National Post (National Edition)
Photos captured French film New Wave
BEHIND THE SCENES
Raymond Cauchetier, a self-taught photographer who helped promote and even define the French New Wave, taking pictures on the set of Breathless, Jules and Jim and other landmarks of 1960s cinema that captured the movement's rebellious spirit, died Feb. 22 at a hospital in Paris. He was 101.
The cause was COVID-19, said Julia Gragnon, a Parisian gallerist who oversaw a retrospective of his work last year at La Galerie de l'Instant.
Cauchetier started his photography career in the early 1950s, taking pictures for the press service of the French air force in Saigon.

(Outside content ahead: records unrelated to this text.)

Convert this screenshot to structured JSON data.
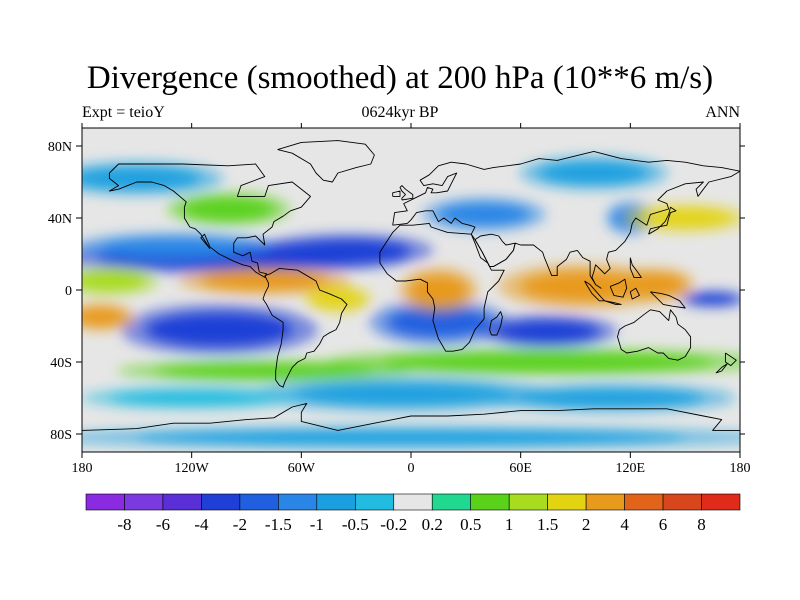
{
  "chart_data": {
    "type": "heatmap",
    "title": "Divergence (smoothed) at 200 hPa (10**6 m/s)",
    "subtitle_left": "Expt = teioY",
    "subtitle_center": "0624kyr BP",
    "subtitle_right": "ANN",
    "xlabel": "",
    "ylabel": "",
    "x_range": [
      -180,
      180
    ],
    "y_range": [
      -90,
      90
    ],
    "x_ticks": [
      {
        "value": -180,
        "label": "180"
      },
      {
        "value": -120,
        "label": "120W"
      },
      {
        "value": -60,
        "label": "60W"
      },
      {
        "value": 0,
        "label": "0"
      },
      {
        "value": 60,
        "label": "60E"
      },
      {
        "value": 120,
        "label": "120E"
      },
      {
        "value": 180,
        "label": "180"
      }
    ],
    "y_ticks": [
      {
        "value": 80,
        "label": "80N"
      },
      {
        "value": 40,
        "label": "40N"
      },
      {
        "value": 0,
        "label": "0"
      },
      {
        "value": -40,
        "label": "40S"
      },
      {
        "value": -80,
        "label": "80S"
      }
    ],
    "colorbar": {
      "levels": [
        "-8",
        "-6",
        "-4",
        "-2",
        "-1.5",
        "-1",
        "-0.5",
        "-0.2",
        "0.2",
        "0.5",
        "1",
        "1.5",
        "2",
        "4",
        "6",
        "8"
      ],
      "colors": [
        "#8a2be2",
        "#7a3ae0",
        "#5a2fd8",
        "#1f3fd6",
        "#2060e0",
        "#2a86e6",
        "#1aa0e0",
        "#22bce0",
        "#e6e6e6",
        "#20d890",
        "#5ad21a",
        "#a8dc1e",
        "#e3d412",
        "#e89a1c",
        "#e2641a",
        "#d8461c",
        "#e02a1a"
      ]
    },
    "field_blobs": [
      {
        "lon": -100,
        "lat": 18,
        "rx": 72,
        "ry": 6,
        "value": -3.0
      },
      {
        "lon": -35,
        "lat": 22,
        "rx": 35,
        "ry": 6,
        "value": -2.5
      },
      {
        "lon": -130,
        "lat": 24,
        "rx": 40,
        "ry": 5,
        "value": -1.5
      },
      {
        "lon": -105,
        "lat": -22,
        "rx": 40,
        "ry": 9,
        "value": -3.0
      },
      {
        "lon": 15,
        "lat": -18,
        "rx": 28,
        "ry": 8,
        "value": -2.0
      },
      {
        "lon": 75,
        "lat": -23,
        "rx": 28,
        "ry": 6,
        "value": -3.0
      },
      {
        "lon": 165,
        "lat": -5,
        "rx": 14,
        "ry": 3,
        "value": -2.5
      },
      {
        "lon": 40,
        "lat": 42,
        "rx": 25,
        "ry": 6,
        "value": -1.5
      },
      {
        "lon": 120,
        "lat": 40,
        "rx": 10,
        "ry": 6,
        "value": -1.5
      },
      {
        "lon": -150,
        "lat": 62,
        "rx": 35,
        "ry": 6,
        "value": -1.0
      },
      {
        "lon": 100,
        "lat": 65,
        "rx": 30,
        "ry": 6,
        "value": -1.0
      },
      {
        "lon": -80,
        "lat": 5,
        "rx": 35,
        "ry": 5,
        "value": 2.5
      },
      {
        "lon": -165,
        "lat": 5,
        "rx": 20,
        "ry": 5,
        "value": 1.2
      },
      {
        "lon": -170,
        "lat": -15,
        "rx": 14,
        "ry": 5,
        "value": 2.0
      },
      {
        "lon": -40,
        "lat": -5,
        "rx": 14,
        "ry": 5,
        "value": 1.5
      },
      {
        "lon": 15,
        "lat": 0,
        "rx": 16,
        "ry": 8,
        "value": 3.5
      },
      {
        "lon": 95,
        "lat": 2,
        "rx": 35,
        "ry": 8,
        "value": 3.5
      },
      {
        "lon": 135,
        "lat": 3,
        "rx": 15,
        "ry": 6,
        "value": 2.5
      },
      {
        "lon": 75,
        "lat": -40,
        "rx": 90,
        "ry": 5,
        "value": 0.8
      },
      {
        "lon": -80,
        "lat": -45,
        "rx": 60,
        "ry": 4,
        "value": 0.8
      },
      {
        "lon": 150,
        "lat": 40,
        "rx": 25,
        "ry": 5,
        "value": 1.5
      },
      {
        "lon": -100,
        "lat": 45,
        "rx": 25,
        "ry": 6,
        "value": 0.6
      },
      {
        "lon": -5,
        "lat": -58,
        "rx": 60,
        "ry": 6,
        "value": -0.8
      },
      {
        "lon": 110,
        "lat": -60,
        "rx": 50,
        "ry": 5,
        "value": -0.8
      },
      {
        "lon": -120,
        "lat": -60,
        "rx": 45,
        "ry": 4,
        "value": -0.5
      },
      {
        "lon": 0,
        "lat": -82,
        "rx": 150,
        "ry": 4,
        "value": -0.6
      }
    ]
  }
}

Wielding a Rolleiflex camera — partly because it dried easily whenever he accidentally dropped it in the Mekong — he travelled across Southeast Asia photographing rice farmers, rickshaw drivers, the temples of Angkor Wat and the First Indochina War.
He later photographed a convoy of Cold War-era rockets in Moscow, talking security officials into letting him return home with the film rolls; criss-crossed Cambodia taking pictures for a tourism project at the behest of former king Norodom Sihanouk; and spent two decades photographing Romanesque art across Europe, trying to document 12th-century church sculptures before they were damaged by pollution or dismantled by thieves.
But he remained indelibly linked to the French New Wave, the cinematic movement that upended world cinema with its unconventional editing, bold visual style, use of portable equipment and deeply personal subject matter. Launched by movies such as François Truffaut's The 400 Blows and Alain Resnais's Hiroshima Mon Amour (both 1959), the New Wave became increasingly prominent with Jean-Luc Godard's Breathless (1960), which starred Jean-Paul Belmondo as a gruff car thief and Jean Seberg as his short-haired American love interest.
Cauchetier was hired as the film's set photographer, a position that typically involved taking posed pictures of actors at the beginning or end of each scene to help with continuity and publicity.
He instead shot Belmondo and Seberg in action, making carefully framed, richly textured photographs that captured moments of play and spontaneity. His pictures also showed Godard and cinematographer Raoul Coutard at work, offering future film historians a rich trove of behindthe-scenes images.